Phrases to avoid on the web

Jennifer Hamrick
Thursday 12 August 2021

During my time as a web content editor at St Andrews, I have picked up on certain phrases that are used frequently on our website that should actually be avoided where possible. These phrases are often unnecessary or confusing for the user.

Some examples include:

Please note

Example: ‘Please note, the University’s llama petting zoo is only available to current students.’

Why it stinks
If someone’s reading it, they’re already noting it.
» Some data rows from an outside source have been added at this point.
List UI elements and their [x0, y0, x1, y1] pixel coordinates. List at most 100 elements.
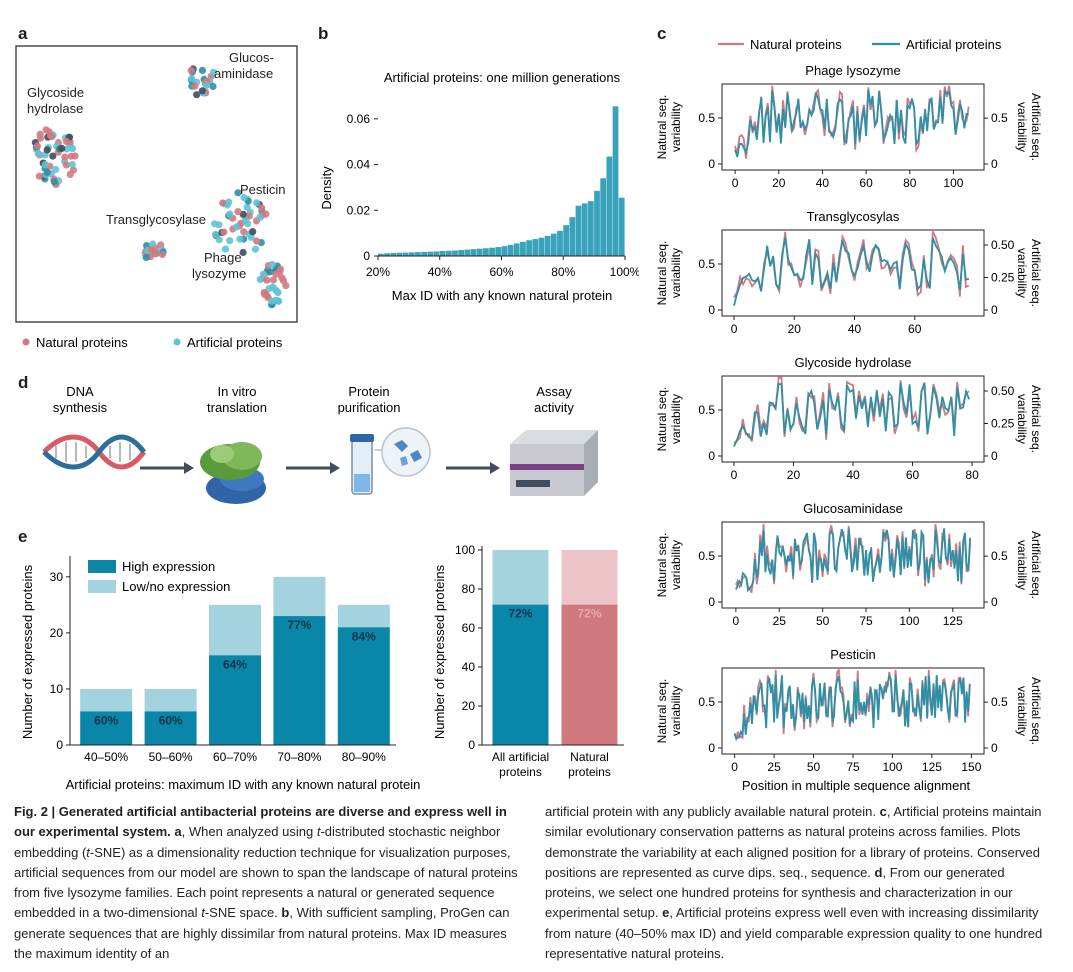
caption-t2: t	[86, 844, 90, 860]
histogram-title: Artificial proteins: one million generat…	[384, 70, 621, 85]
expression-ylabel: Number of expressed proteins	[20, 564, 35, 739]
caption-letter-e: e	[662, 905, 670, 921]
subplot-x-tick-label: 40	[846, 468, 860, 482]
tube-icon	[350, 427, 431, 495]
subplot-x-tick-label: 50	[807, 760, 821, 774]
subplot-y-tick-label-left: 0.5	[698, 257, 715, 271]
artificial-variability-line	[734, 89, 969, 158]
caption-b-text: , With sufficient sampling, ProGen can g…	[14, 905, 510, 962]
histogram-bar	[606, 156, 613, 256]
histogram-bar	[445, 250, 452, 256]
legend-low-label: Low/no expression	[122, 579, 230, 594]
bar-high-expression	[492, 604, 549, 745]
y-tick-label: 80	[462, 582, 476, 596]
histogram-bar	[415, 252, 421, 256]
histogram-bar	[550, 233, 557, 256]
caption-letter-d: d	[874, 864, 883, 880]
tsne-point	[43, 146, 51, 154]
subplot-y-tick-label-left: 0	[708, 741, 715, 755]
bar-percent-label: 77%	[287, 618, 311, 632]
subplot-y-tick-label-left: 0	[708, 595, 715, 609]
histogram-bar	[452, 250, 458, 256]
tsne-point	[236, 235, 244, 243]
legend-natural-dot	[22, 338, 30, 346]
pipeline-arrow-1	[140, 462, 194, 474]
tsne-point	[41, 161, 49, 169]
subplot-x-tick-label: 100	[882, 760, 902, 774]
histogram-bar	[612, 106, 619, 257]
tsne-point	[247, 233, 255, 241]
tsne-plot: Glucos-aminidase Glycoside hydrolase Pest…	[15, 45, 298, 350]
variability-xlabel: Position in multiple sequence alignment	[742, 778, 971, 793]
subplot-ylabel-left: Natural seq.variability	[655, 241, 683, 306]
caption-right-text: artificial protein with any publicly ava…	[545, 804, 876, 819]
subplot-x-tick-label: 125	[943, 614, 963, 628]
tsne-point	[50, 178, 58, 186]
legend-natural-label: Natural proteins	[36, 335, 128, 350]
tsne-point	[240, 228, 248, 236]
tsne-point	[263, 276, 271, 284]
panel-letter-d: d	[18, 373, 29, 392]
subplot-ylabel-right: Artificial seq.variability	[1015, 531, 1043, 599]
tsne-point	[152, 250, 160, 258]
subplot-y-tick-label-right: 0	[991, 595, 998, 609]
subplot-x-tick-label: 20	[772, 176, 786, 190]
artificial-variability-line	[733, 382, 970, 447]
subplot-y-tick-label-left: 0.5	[698, 403, 715, 417]
panel-letter-e: e	[18, 527, 28, 546]
tsne-point	[233, 223, 241, 231]
subplot-y-tick-label-right: 0	[991, 157, 998, 171]
tsne-point	[191, 82, 199, 90]
histogram-bar	[600, 178, 607, 256]
artificial-variability-line	[733, 673, 971, 741]
bar-low-expression	[337, 604, 390, 628]
tsne-point	[240, 194, 248, 202]
histogram-bar	[408, 252, 415, 256]
histogram-y-tick-label: 0.04	[347, 158, 371, 172]
bar-category-label: All artificial proteins	[492, 750, 549, 779]
subplot-x-tick-label: 40	[816, 176, 830, 190]
pipeline-arrow-3	[446, 462, 500, 474]
tsne-point	[271, 296, 279, 304]
cluster-label-phage-lysozyme: Phage lysozyme	[192, 250, 246, 281]
subplot-x-tick-label: 25	[767, 760, 781, 774]
histogram-bar	[384, 253, 390, 256]
caption-d-text: , From our generated proteins, we select…	[545, 864, 1013, 921]
tsne-point	[221, 245, 230, 253]
legend-high-label: High expression	[122, 559, 215, 574]
variability-subplot: Phage lysozyme Natural seq.variability Art…	[655, 63, 1043, 190]
subplot-title: Glycoside hydrolase	[794, 355, 911, 370]
bar-low-expression	[561, 550, 618, 605]
y-tick-label: 100	[455, 543, 475, 557]
tsne-point	[62, 161, 70, 169]
histogram-bar	[507, 245, 514, 256]
tsne-point	[259, 270, 267, 278]
histogram-bar	[489, 247, 495, 256]
subplot-x-tick-label: 75	[846, 760, 860, 774]
tsne-point	[219, 199, 227, 207]
subplot-x-tick-label: 60	[908, 322, 922, 336]
subplot-y-tick-label-right: 0.50	[991, 384, 1015, 398]
tsne-point	[49, 152, 57, 160]
subplot-y-tick-label-left: 0.5	[698, 695, 715, 709]
artificial-variability-line	[733, 237, 970, 306]
subplot-y-tick-label-right: 0	[991, 741, 998, 755]
subplot-ylabel-right: Artificial seq.variability	[1015, 239, 1043, 307]
histogram-bar	[427, 251, 434, 256]
histogram-bar	[458, 250, 465, 256]
bar-category-label: 60–70%	[213, 750, 257, 764]
comparison-axes: All artificial proteins Natural proteins 0 20…	[455, 543, 624, 779]
histogram-x-tick-label: 60%	[489, 265, 513, 279]
panel-letter-a: a	[18, 24, 28, 43]
histogram-bar	[575, 205, 582, 256]
tsne-point	[241, 216, 249, 224]
subplot-y-tick-label-right: 0.5	[991, 111, 1008, 125]
pipeline-arrow-2	[286, 462, 340, 474]
histogram-bar	[464, 249, 471, 256]
pipeline-step-label: DNA synthesis	[53, 384, 108, 415]
tsne-point	[209, 68, 218, 76]
subplot-title: Transglycosylas	[807, 209, 900, 224]
tsne-point	[260, 288, 268, 297]
tsne-point	[158, 250, 166, 258]
subplot-ylabel-left: Natural seq.variability	[655, 387, 683, 452]
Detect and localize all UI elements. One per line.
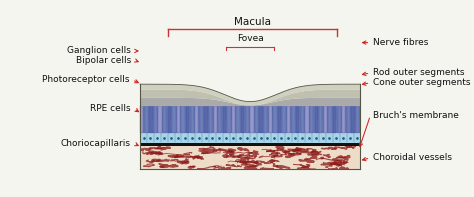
Bar	[237, 106, 240, 133]
Bar	[191, 106, 194, 133]
Bar	[182, 106, 185, 133]
Text: Bipolar cells: Bipolar cells	[76, 56, 131, 65]
Bar	[250, 106, 254, 133]
Text: Ganglion cells: Ganglion cells	[67, 46, 131, 55]
Text: Nerve fibres: Nerve fibres	[374, 38, 428, 47]
Bar	[315, 106, 318, 133]
Bar	[310, 106, 313, 133]
Bar	[145, 106, 148, 133]
Bar	[213, 106, 217, 133]
Polygon shape	[140, 89, 360, 106]
Bar	[204, 106, 208, 133]
Bar	[168, 106, 171, 133]
Bar	[228, 106, 231, 133]
Bar	[140, 143, 360, 146]
Bar	[264, 106, 267, 133]
Polygon shape	[140, 98, 360, 106]
Bar	[186, 106, 189, 133]
Text: Choriocapillaris: Choriocapillaris	[61, 139, 131, 148]
Bar	[218, 106, 221, 133]
Bar	[259, 106, 263, 133]
Bar	[140, 133, 360, 143]
Bar	[296, 106, 300, 133]
Bar	[292, 106, 295, 133]
Bar	[301, 106, 304, 133]
Text: Photoreceptor cells: Photoreceptor cells	[42, 75, 129, 84]
Bar	[177, 106, 180, 133]
Bar	[154, 106, 157, 133]
Bar	[172, 106, 175, 133]
Bar	[140, 106, 143, 133]
Text: Fovea: Fovea	[237, 34, 264, 43]
Text: Choroidal vessels: Choroidal vessels	[374, 153, 452, 162]
Bar	[269, 106, 272, 133]
Bar	[273, 106, 276, 133]
Bar	[255, 106, 258, 133]
Bar	[223, 106, 226, 133]
Bar	[163, 106, 166, 133]
Bar	[351, 106, 355, 133]
Bar	[319, 106, 322, 133]
Bar	[158, 106, 162, 133]
Bar	[209, 106, 212, 133]
Bar	[200, 106, 203, 133]
Bar	[287, 106, 290, 133]
Text: RPE cells: RPE cells	[90, 104, 131, 113]
Bar	[140, 106, 360, 133]
Bar	[283, 106, 286, 133]
Bar	[333, 106, 336, 133]
Text: Bruch's membrane: Bruch's membrane	[374, 111, 459, 120]
Bar	[246, 106, 249, 133]
Bar	[337, 106, 341, 133]
Bar	[140, 146, 360, 169]
Text: Rod outer segments: Rod outer segments	[374, 68, 465, 77]
Bar	[232, 106, 235, 133]
Bar	[305, 106, 309, 133]
Bar	[328, 106, 332, 133]
Text: Cone outer segments: Cone outer segments	[374, 78, 471, 87]
Bar	[356, 106, 359, 133]
Bar	[342, 106, 346, 133]
Bar	[241, 106, 245, 133]
Bar	[278, 106, 281, 133]
Bar	[195, 106, 199, 133]
Bar	[346, 106, 350, 133]
Polygon shape	[140, 84, 360, 106]
Bar	[149, 106, 153, 133]
Text: Macula: Macula	[234, 17, 271, 27]
Bar	[324, 106, 327, 133]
This phrase is a waste of space.

In the first instance

Example: ‘Please speak to your teacher in the first instance if you are interested.’

Why it stinks
Easily replaced by shorter phrases such as ‘First’ or ‘Firstly’. But more often than not, it’s not needed at all!

In order to

Example: ‘In order to register with a doctor, you will need your ID and term-time address.’

Why it stinks
Can always be replaced with simply ‘To’. Not concise.

You can

Example: “You can find more information on our support pages.”

Why it stinks
Start with the verb to make these sentences more concise and impactful.

Words used too much at St Andrews

I also tend to come across vague and lofty terms that don’t have any concrete meaning for the user if they are not contextualised. Examples include:

  • Interdisciplinary – many universities claim their courses are ‘interdisciplinary’, but what does this mean for the user? How will this benefit them? Exactly what disciplines are involved?
  • Cosmopolitan – it belongs on a bar menu, not a website.
  • Unique – everyone claims everything is ‘unique’ these days. Is it actually unique? What makes it unique? Show, don’t tell! The same applies for words like ‘Innovative’ and ‘Cutting-edge’ or ‘State of the art’.

Advice from UNC Chapel Hill

The University of North Carolina’s Writing Center is a great resource for tips on writing concisely.

Here are some examples of advice from their pages:

  • Replace long phrases with a single word. For example, replace ‘The reason for’ with ‘Because’.
  • Avoid filler words.
  • Avoid using two words that mean the same thing. For example, “hopes and dreams” or ‘the whole entire planet’.